The same goes for McDonald's, which rules the U.S. fast-food market with a 43 percent share. McDonald's is so desperate for customers that it's held prices essentially constant over the past two decades, while boosting portion sizes (burgers, fries, and drinks are all bigger than they used to be), expanding its menu, and building elaborate play structures for kids while simultaneously throwing increasingly sophisticated toys at them. In the case of McDonald's, such tactics have not even been particularly successful: Despite maintaining its top niche position, the Golden Arches continues to leak market share to an increasing number of rivals.
Even my local Time Warner cable franchise–which, of course, has a monopoly granted and enforced by my municipal government–has seen fit lately to upgrade its service and expand its offerings. Absent actual cable competitors (thanks to pliant local legislators across the U.S., fewer than 5 percent of American households have any choice in cable systems), the franchise still needs to compete against satellite dishes, old-style antennas, and the option to stop watching pay TV. As economist John Mueller notes in his recent Capitalism, Democracy, and Ralph's Pretty Good Grocery, even monopolists have reasons to court a captive market. If they do so, explains Mueller, they're "more likely to be able to slide price boosts past a wary public–that is, such moves are less likely to inspire angered customers to use less of the product and/or to engender embittered protest to governmental agencies."
A similar dynamic toward better terms and offerings for customers undergirds AOL's growth from a small online operation started in 1985 to the world's largest Internet service provider (with about 20 million subscribers, it has about half the global market for dial-up ISPs.) How'd AOL get that big? By surrendering time and again to customer demands. The service was originally marketed as a closed system that offered no Internet access and unreliable e-mail delivery to non-AOL addresses. Subscribers were supposed to be satisfied with proprietary content and internal chat groups (and were, for a while).
Soon enough, AOL realized that if it wanted to keep subscribers–who cost anywhere from $45 to $300 to acquire in the first place–it had to deliver full Internet and World Wide Web access. Its first Web browser was a buggy piece of junk, a situation the company remedied by building Microsoft Internet Explorer into its larger program (which it also upgrades regularly) and by purchasing Netscape. When other ISPs shifted from hourly to flat-rate pricing plans, AOL followed suit and famously bungled the transition. The company's response to irate customers frustrated by busy signals was to massively increase its dial-up capacity–even before a class-action lawsuit that lined the pockets of a few entrepreneurial lawyers got underway. AOL's continued hunt for faster and better Internet access is perhaps its major interest in Time Warner, the country's second-largest cable operator.
Interestingly, even as AOL has morphed into a portal system that lets users go wherever they want–including off the AOL grid–they've maintained much of their more-useful proprietary material, which now comprises a supplement to the Internet.

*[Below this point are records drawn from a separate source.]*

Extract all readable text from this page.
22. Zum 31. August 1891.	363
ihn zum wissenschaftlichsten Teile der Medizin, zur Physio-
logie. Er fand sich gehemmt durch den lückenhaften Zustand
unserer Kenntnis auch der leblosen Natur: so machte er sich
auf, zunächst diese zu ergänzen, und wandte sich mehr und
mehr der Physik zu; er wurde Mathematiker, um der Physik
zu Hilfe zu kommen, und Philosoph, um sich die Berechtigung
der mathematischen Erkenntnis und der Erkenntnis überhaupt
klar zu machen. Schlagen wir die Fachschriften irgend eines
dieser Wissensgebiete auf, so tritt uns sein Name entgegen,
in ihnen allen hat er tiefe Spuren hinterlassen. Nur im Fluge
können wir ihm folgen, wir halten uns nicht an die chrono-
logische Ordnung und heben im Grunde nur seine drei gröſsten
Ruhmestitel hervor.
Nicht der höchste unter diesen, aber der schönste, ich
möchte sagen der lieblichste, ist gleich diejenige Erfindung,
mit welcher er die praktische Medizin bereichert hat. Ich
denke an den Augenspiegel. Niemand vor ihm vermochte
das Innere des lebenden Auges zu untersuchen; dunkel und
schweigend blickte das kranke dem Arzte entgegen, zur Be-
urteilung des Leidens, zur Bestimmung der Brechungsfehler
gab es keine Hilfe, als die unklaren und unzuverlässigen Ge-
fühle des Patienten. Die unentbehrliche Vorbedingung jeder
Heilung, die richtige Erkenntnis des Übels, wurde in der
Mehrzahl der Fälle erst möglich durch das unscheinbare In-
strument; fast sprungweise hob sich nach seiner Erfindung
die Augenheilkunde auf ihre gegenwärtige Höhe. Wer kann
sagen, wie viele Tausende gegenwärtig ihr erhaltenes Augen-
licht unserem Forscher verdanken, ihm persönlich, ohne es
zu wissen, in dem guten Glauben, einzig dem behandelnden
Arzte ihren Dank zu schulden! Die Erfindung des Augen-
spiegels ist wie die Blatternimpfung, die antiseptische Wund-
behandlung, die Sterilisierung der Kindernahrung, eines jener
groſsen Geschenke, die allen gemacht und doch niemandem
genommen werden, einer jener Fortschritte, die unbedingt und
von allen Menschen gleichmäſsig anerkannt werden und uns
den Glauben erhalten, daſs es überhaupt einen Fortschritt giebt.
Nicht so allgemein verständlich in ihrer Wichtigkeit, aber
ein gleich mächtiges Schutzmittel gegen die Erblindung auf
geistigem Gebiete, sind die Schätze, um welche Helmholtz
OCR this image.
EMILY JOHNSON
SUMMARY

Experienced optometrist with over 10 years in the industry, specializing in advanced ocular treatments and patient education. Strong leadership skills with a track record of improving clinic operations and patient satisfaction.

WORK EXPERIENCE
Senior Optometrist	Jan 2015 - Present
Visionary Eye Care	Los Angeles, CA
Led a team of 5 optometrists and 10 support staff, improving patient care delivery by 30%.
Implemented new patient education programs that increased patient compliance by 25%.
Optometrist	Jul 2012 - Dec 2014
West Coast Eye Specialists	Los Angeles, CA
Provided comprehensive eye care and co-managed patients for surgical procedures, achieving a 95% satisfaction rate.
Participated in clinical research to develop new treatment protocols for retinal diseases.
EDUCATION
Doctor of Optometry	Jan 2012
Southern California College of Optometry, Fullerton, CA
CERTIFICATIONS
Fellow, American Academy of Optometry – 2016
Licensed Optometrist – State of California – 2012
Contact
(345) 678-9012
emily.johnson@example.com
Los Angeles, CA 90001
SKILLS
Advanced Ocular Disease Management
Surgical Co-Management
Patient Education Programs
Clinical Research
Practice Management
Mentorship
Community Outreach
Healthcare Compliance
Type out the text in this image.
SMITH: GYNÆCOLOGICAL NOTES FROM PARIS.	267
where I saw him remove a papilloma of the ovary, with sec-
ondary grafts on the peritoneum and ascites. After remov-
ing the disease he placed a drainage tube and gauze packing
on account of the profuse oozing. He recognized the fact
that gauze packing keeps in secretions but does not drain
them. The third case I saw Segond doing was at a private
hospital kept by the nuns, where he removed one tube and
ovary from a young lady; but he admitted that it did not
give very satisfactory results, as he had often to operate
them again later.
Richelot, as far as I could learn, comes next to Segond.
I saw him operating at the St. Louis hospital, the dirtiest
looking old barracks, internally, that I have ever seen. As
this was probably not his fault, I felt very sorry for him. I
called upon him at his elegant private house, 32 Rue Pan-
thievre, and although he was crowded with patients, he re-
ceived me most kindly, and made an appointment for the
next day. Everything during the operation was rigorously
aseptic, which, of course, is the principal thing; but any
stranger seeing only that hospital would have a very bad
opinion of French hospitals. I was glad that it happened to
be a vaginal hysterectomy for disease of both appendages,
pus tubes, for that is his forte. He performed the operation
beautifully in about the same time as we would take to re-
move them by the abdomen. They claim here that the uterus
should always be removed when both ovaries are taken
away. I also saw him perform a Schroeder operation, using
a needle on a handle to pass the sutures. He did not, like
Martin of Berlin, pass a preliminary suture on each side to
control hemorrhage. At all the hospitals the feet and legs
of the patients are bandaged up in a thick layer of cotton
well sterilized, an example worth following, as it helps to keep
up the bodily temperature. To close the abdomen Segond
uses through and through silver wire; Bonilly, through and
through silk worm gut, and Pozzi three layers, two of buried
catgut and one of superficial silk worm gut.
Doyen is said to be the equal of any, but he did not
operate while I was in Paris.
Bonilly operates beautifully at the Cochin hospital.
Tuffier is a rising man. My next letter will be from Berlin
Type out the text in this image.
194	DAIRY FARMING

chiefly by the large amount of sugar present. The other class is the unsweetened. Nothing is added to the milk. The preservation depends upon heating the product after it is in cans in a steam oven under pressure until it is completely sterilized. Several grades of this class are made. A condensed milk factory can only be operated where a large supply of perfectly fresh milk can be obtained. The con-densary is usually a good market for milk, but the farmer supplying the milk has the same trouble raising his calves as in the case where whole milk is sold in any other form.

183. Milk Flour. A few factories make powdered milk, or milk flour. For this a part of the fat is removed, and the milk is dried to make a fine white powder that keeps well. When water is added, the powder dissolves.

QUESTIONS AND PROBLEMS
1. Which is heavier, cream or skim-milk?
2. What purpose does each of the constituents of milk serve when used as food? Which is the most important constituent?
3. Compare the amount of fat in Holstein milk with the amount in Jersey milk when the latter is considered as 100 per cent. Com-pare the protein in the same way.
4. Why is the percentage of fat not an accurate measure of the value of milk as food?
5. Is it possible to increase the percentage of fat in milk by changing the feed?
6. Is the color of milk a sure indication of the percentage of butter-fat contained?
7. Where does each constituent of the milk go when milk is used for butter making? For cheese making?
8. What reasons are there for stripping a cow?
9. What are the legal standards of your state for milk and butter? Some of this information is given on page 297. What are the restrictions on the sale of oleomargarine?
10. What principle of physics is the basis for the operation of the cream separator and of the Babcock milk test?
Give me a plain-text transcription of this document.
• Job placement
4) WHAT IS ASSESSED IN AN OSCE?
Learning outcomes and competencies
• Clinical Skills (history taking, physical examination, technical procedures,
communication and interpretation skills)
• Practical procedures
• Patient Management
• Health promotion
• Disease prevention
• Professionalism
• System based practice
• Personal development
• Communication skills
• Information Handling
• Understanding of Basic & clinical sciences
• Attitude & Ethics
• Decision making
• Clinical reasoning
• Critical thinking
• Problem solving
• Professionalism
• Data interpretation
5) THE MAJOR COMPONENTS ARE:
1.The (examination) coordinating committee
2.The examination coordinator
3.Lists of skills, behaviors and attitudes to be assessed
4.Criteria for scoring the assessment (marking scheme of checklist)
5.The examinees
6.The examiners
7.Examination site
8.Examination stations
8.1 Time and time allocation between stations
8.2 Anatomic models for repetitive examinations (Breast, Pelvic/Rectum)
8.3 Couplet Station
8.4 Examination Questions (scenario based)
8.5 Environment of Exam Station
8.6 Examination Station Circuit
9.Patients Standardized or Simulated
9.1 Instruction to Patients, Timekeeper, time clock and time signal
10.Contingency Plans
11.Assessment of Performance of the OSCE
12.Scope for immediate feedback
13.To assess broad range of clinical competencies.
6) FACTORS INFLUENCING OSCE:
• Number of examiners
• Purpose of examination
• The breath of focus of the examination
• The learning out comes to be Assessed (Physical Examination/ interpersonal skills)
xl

If this is market domination (and it is) you can almost feel pity for AOL or Time Warner, much less for the new combined behemoth. It's far from clear that "AOL Time Warner" will succeed in the long haul, either in terms of growing its market share or rewarding shareholders. This much, though, seems pretty certain: The moment it stops doing whatever its customers want, it will join the ranks of Sears Roebuck, A&P, IBM, and other once-dominant companies that have either disappeared altogether or linger on as mere shadows of their former selves.